In the 2002 book, “Downhill Slide: Why the Corporate Ski Industry Is Bad for Skiing, Ski Towns, and the Environment,” author Hal Clifford wrote (I’m paraphrasing here) that ski towns used to be cool because they attracted fringe elements like ski bums, hippies and artists, but then rich people found out about them, and of course, priced all the cool poor people out of these funky towns, and now they aren’t as cool (still paraphrasing). Eight years later, author Jeremy Evans has dug deeper into this issue — why ski bums can’t afford to be ski bums anymore, and thusly are dying out. If you want to lament the ski towns’ loss of character and characters, this book provides ample fodder: Evans is a former newspaper reporter and has stocked this book with interviews of ski bums past and present, facts and figures, research and personal experience. He lives in Lake Tahoe, where 70 percent of the houses on the south shore are second homes and are dark 50+ weeks a year, and the median price of a single-family residence went from $168,000 to $540,000 between 1998 and 2006 — and no one knocks on your door at Halloween anymore. You’ll read stories of the good old days of the ski bum, and the present day, which looks drastically different: ski town work forces are largely immigrants; lots of the workforce commutes from the next town over (“Aspen is alive and well … in Basalt”) and ski hills are owned by large corporations (“We’re a resort town, not a ski town”). Pro skiers and snowboarders are mega-celebrities with 6- to 7-figure incomes, and even ski porn is big business. A great read if you want to understand what’s changed in the past 50 years in the ski industry.

The Dark Side: Or how I learned to stop worrying and love the fixed heel

Maybe you know this joke: “How many tele skiers does it take to screw in a light bulb? Three. One to do it and two to stand at the bottom and say, ‘Nice turns, bro.’” This video, made a few years ago by someone named “AT Anonymous” and sent in to in 2003, has resurfaced because a guy named Tom Kracji saved it and uploaded it to YouTube last January. It’s brilliant, discussing the maker’s addiction to backcountry ski gear and asking the tough question: should he switch to an Alpine Touring set-up instead? He shares gems like “People say it has something to do with it being more graceful or soulful than regular skiing, and I kind of agree, don’t you? I mean, this is some graceful shit right here.” And “The backcountry is a place where there are no lifts, where you find a lot of telemark skiers.” Plenty of faceplants and deadpan humor make it worth your 11 minutes.

Fifty Classic Ski Descents of North America

Say you get five books in your library. I pick Hemingway’s “Moveable Feast,” “The Great Rock (and roll) Discography,” by Martin C. Strong, “The Lord of the Rings Trilogy” (counts as one, because that’s how Tolkien wrote it), Darwin’s “On The Origin of Species” and now this: “Fifty Classic Ski Descents of North America.” In a coffee-table offering that is both awe-inspiring and relevant, authors Chris Davenport, Art Burrows and Penn Newhard have created something credible, compelling and cinematic — name another recent print product that does that!

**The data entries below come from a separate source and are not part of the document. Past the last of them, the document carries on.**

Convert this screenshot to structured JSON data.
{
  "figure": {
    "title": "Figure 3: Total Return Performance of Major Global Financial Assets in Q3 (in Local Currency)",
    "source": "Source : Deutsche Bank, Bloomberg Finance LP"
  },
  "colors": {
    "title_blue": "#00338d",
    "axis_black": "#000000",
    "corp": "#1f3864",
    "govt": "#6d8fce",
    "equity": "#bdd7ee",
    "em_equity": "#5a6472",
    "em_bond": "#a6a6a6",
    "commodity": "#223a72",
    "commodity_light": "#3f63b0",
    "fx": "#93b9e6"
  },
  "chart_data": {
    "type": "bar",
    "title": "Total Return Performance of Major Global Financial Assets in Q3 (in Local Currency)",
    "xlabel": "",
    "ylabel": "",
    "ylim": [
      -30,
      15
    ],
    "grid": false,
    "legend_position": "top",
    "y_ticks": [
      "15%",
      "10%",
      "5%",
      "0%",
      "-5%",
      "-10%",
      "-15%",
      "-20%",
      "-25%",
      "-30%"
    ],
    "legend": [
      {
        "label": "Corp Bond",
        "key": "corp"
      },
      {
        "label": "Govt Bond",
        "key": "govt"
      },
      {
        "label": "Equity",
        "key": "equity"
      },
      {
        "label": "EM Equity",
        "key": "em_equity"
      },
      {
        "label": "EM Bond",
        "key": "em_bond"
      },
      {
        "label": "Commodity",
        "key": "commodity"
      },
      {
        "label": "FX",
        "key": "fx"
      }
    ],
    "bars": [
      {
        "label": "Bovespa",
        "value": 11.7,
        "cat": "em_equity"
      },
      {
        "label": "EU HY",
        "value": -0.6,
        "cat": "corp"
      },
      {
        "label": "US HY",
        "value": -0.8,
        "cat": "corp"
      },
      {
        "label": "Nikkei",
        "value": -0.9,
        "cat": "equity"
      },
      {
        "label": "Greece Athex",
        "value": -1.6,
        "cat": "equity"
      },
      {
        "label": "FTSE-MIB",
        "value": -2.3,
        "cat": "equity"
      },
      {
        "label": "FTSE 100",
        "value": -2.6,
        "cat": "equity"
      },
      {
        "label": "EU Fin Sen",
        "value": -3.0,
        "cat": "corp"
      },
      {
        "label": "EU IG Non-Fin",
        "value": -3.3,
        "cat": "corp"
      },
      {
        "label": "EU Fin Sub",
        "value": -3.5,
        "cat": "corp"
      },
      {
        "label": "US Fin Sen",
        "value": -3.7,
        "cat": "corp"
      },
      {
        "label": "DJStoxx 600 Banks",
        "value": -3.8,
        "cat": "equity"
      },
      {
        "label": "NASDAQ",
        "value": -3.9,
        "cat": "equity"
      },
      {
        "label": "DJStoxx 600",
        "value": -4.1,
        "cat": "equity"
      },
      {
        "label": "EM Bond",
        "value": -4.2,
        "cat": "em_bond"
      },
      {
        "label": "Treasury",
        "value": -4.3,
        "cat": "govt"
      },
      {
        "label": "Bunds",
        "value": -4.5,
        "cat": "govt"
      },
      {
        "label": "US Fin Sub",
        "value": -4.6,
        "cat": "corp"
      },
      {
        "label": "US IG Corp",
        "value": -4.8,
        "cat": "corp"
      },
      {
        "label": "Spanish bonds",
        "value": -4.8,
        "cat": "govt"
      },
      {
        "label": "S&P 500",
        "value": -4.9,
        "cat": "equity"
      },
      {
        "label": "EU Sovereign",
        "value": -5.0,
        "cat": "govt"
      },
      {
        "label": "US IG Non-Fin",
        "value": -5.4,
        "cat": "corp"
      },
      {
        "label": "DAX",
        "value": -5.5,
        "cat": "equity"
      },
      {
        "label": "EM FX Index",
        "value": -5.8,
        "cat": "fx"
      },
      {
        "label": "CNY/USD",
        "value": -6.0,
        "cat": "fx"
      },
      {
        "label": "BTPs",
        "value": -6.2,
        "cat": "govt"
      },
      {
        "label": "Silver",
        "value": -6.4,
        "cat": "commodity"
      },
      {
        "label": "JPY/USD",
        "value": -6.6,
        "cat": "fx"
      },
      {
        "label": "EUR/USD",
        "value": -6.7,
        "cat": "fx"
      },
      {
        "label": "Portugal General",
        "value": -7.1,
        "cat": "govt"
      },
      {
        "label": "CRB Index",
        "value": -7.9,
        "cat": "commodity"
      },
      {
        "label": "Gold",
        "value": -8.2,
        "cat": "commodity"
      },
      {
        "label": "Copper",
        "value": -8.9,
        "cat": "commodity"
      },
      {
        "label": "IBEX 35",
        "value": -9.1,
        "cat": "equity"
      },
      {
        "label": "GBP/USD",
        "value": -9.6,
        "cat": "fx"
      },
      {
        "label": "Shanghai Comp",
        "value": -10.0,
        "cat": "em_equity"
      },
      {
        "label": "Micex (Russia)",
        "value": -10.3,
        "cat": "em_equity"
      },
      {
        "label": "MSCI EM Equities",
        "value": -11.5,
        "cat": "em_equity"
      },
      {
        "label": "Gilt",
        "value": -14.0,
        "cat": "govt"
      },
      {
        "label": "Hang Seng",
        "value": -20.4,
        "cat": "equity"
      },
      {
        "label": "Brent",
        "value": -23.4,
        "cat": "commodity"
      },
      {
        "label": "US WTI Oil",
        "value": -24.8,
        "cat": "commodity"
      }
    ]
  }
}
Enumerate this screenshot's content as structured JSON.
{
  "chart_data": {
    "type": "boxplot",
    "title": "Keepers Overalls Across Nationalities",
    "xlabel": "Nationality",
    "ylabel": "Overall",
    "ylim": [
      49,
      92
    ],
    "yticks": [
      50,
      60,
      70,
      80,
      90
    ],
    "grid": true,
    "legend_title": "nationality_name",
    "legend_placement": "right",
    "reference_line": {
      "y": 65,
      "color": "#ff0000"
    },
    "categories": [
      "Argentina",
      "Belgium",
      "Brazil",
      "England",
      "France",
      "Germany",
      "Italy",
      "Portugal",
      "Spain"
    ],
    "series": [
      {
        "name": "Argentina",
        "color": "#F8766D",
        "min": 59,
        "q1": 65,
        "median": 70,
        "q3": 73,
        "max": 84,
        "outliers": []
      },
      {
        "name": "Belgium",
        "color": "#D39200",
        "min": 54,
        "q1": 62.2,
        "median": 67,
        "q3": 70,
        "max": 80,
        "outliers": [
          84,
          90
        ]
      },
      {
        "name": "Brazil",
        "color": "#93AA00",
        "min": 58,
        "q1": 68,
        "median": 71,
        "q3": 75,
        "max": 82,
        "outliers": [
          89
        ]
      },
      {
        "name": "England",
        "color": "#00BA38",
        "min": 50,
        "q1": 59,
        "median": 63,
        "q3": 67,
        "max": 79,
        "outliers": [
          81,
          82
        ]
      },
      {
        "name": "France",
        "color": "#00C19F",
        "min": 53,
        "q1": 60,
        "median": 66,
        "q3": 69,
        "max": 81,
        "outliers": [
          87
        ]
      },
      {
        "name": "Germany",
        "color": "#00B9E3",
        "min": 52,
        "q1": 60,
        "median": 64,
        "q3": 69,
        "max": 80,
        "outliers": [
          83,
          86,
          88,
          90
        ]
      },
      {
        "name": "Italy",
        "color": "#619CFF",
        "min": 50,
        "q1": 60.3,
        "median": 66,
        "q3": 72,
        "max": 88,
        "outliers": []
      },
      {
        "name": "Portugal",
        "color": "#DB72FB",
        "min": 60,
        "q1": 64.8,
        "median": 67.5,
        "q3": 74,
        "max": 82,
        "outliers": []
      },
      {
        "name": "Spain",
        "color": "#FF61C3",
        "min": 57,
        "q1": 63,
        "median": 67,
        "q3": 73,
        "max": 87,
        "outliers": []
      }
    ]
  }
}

With the help of accomplished ski mountaineers such as Lou Dawson, Andrew McLean, Lowell Skoog and Jimmy Chin, they chronicle North America’s biggest and most-famous ski mountaineering faces. Some, like New Hampshire’s Tuckerman’s Ravine, have seen millions of tracks. Others, such as the North Face of Mt. Robson in British Columbia, have been skied only once. All are given the same treatment with super-short, spot-on commentary and incredibly well-picked photography that shows the character of the skiers and especially the mountains and descents themselves. Davenport single-handedly brought the storyline back to American off-piste skiing when in one year over 2006 and 2007, he climbed and skied from the summit of all 54 of Colorado’s 14,000-foot peaks. Here, the cast of skiers happily expands, as does the number of gorgeous descents.